Mon, Oct 08, 2007 - Page 8 News List

US choice: principle or realpolitik

By Jerome Keating

Thanks to the US Freedom of Information Act, citizens of Taiwan, the US and the world now know how over 30 years ago US secretary of state Henry Kissinger and US president Richard Nixon sold out their ally Taiwan.

In addition to seeking China's support against the USSR, the fawning way that Kissinger speaks of his Chinese counterparts indicates a man so wanting to be known as the one that opened up China for the US that he would do anything to cut a deal. If it meant selling out one-time allies and the founding principles of the US, so be it.

Kissinger's focus on his desired role along with his contorted Machiavellian interpretation of the realpolitik of life clearly comes through. This, and the continued ignorance that most nations have of Taiwan's real history, provide a necessary backdrop when examining the barrage of criticism that US officials have recently directed at Taiwan.

US Deputy Secretary of State John Negroponte led the way in late August when he stated on Chinese TV that Taiwan's consideration of a referendum for UN membership would upset the nebulous "status quo" of the Taiwan Strait. Evidently only Taiwan is capable of influencing the "status quo." Seen separately, these words are easily interpreted as routine, boilerplate placation of China.

However, Dennis Wilder, the US National Security Council senior director for Asian affairs, upped the ante as US President George W. Bush prepared for the APEC leaders' meeting in Sydney, Australia, last month. Wilder declared that Taiwan is not a state in the international community.

What's that? Do 24 countries not recognize Taiwan as a state and didn't 16 countries vote for Taiwan to enter the UN? Are these countries not part of the international community?

Wilder's more revealing remarks came later, when he admitted that Taiwan has been an undecided matter for a long, long time.

He said: "The position of the United States government is that the ROC -- Republic of China -- is an issue undecided, and it has been left undecided, as you know for many, many years."

Wilder's remarks were accurate, so accurate that they revealed a deeper issue. The US is the cause of the undecided nature of Taiwan and it has done nothing or little to resolve this over the years.

In effect, the unresolved status of the 23 million free and democratic people of Taiwan allows the US to use Taiwan as a pawn, a bargaining chip in its dealings with China.
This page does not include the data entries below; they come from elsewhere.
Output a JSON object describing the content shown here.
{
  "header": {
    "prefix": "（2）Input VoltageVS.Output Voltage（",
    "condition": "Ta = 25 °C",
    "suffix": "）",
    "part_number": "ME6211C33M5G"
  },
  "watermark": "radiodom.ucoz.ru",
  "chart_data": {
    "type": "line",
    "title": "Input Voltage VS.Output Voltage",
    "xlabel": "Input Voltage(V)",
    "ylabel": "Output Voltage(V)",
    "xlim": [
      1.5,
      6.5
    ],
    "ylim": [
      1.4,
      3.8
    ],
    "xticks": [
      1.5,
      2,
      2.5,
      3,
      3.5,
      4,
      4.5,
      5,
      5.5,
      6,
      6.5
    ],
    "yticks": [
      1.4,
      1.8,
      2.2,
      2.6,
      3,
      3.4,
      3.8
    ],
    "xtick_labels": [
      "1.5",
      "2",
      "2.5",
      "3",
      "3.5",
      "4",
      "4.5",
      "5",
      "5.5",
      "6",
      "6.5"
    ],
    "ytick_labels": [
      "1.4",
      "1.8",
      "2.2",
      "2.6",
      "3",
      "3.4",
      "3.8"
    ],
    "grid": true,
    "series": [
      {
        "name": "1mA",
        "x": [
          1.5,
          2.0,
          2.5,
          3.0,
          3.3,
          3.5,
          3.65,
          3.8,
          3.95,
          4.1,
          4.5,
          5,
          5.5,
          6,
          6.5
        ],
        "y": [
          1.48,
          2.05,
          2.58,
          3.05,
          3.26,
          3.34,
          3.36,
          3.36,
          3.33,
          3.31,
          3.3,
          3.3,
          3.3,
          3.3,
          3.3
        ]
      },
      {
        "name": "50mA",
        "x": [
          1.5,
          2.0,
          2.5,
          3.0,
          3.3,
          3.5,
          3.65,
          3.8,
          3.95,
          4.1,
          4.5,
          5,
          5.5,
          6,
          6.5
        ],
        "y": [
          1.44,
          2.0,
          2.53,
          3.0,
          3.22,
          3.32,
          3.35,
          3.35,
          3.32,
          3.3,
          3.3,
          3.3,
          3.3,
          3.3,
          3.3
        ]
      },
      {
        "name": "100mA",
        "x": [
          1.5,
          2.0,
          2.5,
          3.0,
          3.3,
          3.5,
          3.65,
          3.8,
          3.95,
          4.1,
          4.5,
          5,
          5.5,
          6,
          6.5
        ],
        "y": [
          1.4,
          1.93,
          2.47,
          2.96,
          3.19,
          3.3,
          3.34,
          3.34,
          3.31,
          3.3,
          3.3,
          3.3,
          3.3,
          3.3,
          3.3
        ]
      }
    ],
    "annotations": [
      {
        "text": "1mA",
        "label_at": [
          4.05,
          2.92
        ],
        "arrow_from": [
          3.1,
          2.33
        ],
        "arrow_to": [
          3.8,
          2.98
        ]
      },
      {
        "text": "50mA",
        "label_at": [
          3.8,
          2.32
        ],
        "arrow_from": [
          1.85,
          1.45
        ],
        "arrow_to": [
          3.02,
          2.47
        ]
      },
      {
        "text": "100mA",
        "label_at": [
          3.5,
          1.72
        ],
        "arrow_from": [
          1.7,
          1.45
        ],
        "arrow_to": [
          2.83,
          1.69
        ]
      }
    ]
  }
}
Is this going beyond realpolitik and leading to a betrayal of principles?

The US began to dig this hole back in 1952 with the San Francisco Treaty. At that point in history, few would argue against a strategy where an initial ambiguity in a post World War II atmosphere would be best until a clearer course of action could be decided.

Unfortunately, however, now more than a half century later, the US still finds itself with no clearer course of action. In the meantime, it has dug the hole deeper and deeper while trying to posit Taiwan as the cause of the problem.

During that past half century, the US supported various dictators and also entered Vietnam, purportedly on the grounds of fighting for democracy. Ironically it would later seek help from China to help it extricate itself from Vietnam. This was the decade where Kissinger sold out Taiwan and the hole got deeper.

Let's examine another flash point in the world. The US has long been a loyal ally and supporter of the seven million people of Israel, a country smaller in size and population than Taiwan. The current hatred of the US by Islamic states and the resulting costly war on terrorism has certainly been fueled by this US support for Israel. Has this been done out of principle or realpolitik?